Der Freundeskreis fördert jährlich die KinderDomBauhütte und Museumspädagogik in Naumburg und Merseburg.
In diesem Jahr fördert der Freundeskreis der Vereinigten Domstifter vier Projekte:
nina hagen 1991 - uta ca 1245 | c) Jürgen Sieker

Sonderausstellung „Uta trifft Nina“ mit Fotografien von Jürgen Sieker

Jürgen Sieker, der sich in den 1990er-Jahren einen Namen als Portraitfotograf gemacht hat, führte von 1999 bis 2009 einen intensiven und umfangreichen Dialog zwischen der Fotografie und der Skulptur der letzten fünf Jahrtausende in den unterschiedlichsten Kulturkreisen der Erde. Schlusspunkt und aus seiner Sicht durchaus auch Höhepunkt bildet die Auseinandersetzung mit den Werken des Naumburger Meisters.

In der Ausstellung „Uta trifft Nina“ werden in der Marienkirche am Naumburger Dom fotografische „Portraits“ der Skulpturen mit Prominentenportraits konfrontiert und gleichzeitig Werke des Naumburger Meisters im Kontext mit Meisterwerken der Weltskulptur präsentiert.

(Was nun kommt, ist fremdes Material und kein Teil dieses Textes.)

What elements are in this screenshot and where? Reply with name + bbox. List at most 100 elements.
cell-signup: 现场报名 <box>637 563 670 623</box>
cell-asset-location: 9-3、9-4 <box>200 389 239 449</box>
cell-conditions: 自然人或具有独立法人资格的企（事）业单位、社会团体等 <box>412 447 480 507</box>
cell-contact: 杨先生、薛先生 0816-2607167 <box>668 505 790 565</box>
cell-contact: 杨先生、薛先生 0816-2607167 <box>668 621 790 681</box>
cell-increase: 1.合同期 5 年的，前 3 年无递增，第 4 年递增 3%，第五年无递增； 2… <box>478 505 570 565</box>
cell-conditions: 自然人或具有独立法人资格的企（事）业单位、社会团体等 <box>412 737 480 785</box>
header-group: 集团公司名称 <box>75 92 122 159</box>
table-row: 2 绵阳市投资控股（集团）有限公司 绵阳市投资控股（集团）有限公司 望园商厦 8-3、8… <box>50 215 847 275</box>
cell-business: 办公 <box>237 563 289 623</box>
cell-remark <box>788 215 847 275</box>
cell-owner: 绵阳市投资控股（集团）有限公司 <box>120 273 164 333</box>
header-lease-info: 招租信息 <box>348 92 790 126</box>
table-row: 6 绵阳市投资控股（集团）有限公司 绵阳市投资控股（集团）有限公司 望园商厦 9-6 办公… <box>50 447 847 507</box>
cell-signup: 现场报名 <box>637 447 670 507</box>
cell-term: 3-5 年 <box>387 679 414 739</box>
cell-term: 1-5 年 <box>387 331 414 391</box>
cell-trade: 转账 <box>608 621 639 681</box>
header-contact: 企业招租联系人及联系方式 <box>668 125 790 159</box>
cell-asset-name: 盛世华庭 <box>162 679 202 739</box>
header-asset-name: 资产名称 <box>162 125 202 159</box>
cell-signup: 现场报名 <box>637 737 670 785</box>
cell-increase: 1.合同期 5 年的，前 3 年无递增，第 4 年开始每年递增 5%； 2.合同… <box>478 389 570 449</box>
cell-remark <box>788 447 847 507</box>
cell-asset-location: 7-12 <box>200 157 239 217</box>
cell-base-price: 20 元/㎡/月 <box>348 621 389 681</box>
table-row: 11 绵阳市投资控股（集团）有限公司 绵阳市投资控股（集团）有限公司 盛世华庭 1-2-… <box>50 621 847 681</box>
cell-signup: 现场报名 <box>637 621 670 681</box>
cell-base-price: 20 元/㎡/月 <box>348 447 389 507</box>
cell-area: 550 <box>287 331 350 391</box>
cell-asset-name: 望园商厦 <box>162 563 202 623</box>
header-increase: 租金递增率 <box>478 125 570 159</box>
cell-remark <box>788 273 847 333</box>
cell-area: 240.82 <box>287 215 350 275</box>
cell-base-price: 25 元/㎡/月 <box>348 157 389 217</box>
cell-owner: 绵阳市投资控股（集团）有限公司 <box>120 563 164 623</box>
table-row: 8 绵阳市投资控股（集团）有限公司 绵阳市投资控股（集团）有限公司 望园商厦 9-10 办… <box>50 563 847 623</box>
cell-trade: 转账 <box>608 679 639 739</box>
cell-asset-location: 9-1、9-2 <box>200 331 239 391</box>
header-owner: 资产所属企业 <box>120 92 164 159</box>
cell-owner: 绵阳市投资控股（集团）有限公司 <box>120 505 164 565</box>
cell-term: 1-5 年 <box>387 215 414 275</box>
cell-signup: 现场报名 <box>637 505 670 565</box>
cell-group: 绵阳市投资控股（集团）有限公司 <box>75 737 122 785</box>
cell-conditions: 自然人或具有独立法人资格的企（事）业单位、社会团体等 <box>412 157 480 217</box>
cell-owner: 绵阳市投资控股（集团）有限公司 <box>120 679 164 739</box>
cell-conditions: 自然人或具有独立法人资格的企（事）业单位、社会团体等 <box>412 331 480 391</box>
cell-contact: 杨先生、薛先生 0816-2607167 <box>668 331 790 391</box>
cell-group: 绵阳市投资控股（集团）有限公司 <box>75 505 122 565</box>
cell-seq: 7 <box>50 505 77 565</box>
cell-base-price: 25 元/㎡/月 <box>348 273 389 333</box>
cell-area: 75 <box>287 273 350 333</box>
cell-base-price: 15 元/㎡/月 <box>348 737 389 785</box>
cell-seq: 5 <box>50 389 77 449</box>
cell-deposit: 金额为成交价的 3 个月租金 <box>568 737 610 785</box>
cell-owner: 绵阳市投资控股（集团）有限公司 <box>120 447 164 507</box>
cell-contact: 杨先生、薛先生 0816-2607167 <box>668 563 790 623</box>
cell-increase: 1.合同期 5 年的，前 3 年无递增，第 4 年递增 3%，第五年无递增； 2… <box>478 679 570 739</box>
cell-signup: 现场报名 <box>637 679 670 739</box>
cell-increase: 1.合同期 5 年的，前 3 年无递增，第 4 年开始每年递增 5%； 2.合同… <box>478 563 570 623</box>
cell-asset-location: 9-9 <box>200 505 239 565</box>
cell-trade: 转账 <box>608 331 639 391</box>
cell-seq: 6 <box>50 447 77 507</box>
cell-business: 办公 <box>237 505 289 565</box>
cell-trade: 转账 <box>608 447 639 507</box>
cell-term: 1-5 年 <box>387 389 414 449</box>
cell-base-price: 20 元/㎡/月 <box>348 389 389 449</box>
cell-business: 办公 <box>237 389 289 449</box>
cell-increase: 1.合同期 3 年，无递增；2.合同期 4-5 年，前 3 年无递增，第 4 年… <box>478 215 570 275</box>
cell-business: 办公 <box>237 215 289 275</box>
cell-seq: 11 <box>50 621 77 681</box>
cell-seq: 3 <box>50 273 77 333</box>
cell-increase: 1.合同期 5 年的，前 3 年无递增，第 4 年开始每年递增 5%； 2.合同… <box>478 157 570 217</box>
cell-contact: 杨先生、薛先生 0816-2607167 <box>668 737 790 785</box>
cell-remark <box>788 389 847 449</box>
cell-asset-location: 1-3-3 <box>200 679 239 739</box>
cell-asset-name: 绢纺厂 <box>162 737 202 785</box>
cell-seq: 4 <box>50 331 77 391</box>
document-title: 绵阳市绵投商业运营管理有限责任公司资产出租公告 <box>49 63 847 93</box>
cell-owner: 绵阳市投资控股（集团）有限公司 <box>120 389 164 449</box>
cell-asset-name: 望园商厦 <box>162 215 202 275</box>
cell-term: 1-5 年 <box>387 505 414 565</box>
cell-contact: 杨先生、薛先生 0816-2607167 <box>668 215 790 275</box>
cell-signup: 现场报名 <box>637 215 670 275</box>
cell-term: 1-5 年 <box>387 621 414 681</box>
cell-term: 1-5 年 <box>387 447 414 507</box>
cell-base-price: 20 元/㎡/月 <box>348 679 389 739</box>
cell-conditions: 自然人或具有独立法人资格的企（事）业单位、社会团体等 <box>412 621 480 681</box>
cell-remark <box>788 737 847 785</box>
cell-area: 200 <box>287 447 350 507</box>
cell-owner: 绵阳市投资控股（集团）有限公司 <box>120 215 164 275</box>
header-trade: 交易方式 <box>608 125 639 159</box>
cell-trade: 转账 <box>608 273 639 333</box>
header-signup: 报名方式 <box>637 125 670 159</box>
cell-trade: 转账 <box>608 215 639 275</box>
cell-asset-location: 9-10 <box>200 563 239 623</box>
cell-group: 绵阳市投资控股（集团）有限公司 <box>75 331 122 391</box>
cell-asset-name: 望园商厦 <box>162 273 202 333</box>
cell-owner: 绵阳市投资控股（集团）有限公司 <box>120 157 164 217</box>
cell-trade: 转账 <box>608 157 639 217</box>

Dabei werden dem Betrachter die beiden Wesensmerkmale, die die Naumburger Werke so einzigartig erscheinen lässt, veranschaulicht: die außerordentliche Lebendigkeit und die herausragende künstlerische Qualität.

Informationen zur Ausstellung können Sie gern der Internetseite der Vereinigten Domstifter entnehmen: uta-trifft-nina.

Um in der Zeit der Corona-Krise die vorgeschriebenen Abstandsregeln und Hygienebestimmungen einhalten zu können, muss die Wegeleitung im Eingangsbereich des Naumburger Doms so organisiert werden, dass die eintreffenden von den herausgehenden Besuchern getrennt werden können. Allein der Aufbau einer neuen Kassensituation mit neuem Tresen, Verlegung neuer elektrischer Leitungen etc. in der Vorhalle des Doms kostet rund 35.000,- €.

In dieser kritischen Situation hat der Freundeskreis zu einer Spendenaktion aufgerufen und kann nun in diesem Jahr neben der KinderDomBauhütte 7.000,- € zu der Neugestaltung des Eingangsbereiches beitragen.

 

Die Restaurierung des Epitaphs von Marschall Bieberstein im Merseburger Dom wird in diesem Jahr durch den Freundeskreis der Vereinigten Domstifter finanziell unterstützt.

Epitaph des Moritz Gottfried Marschall von Bieberstein, Sachsen – Merseburgischer Hofmarschall (Datierung 1698)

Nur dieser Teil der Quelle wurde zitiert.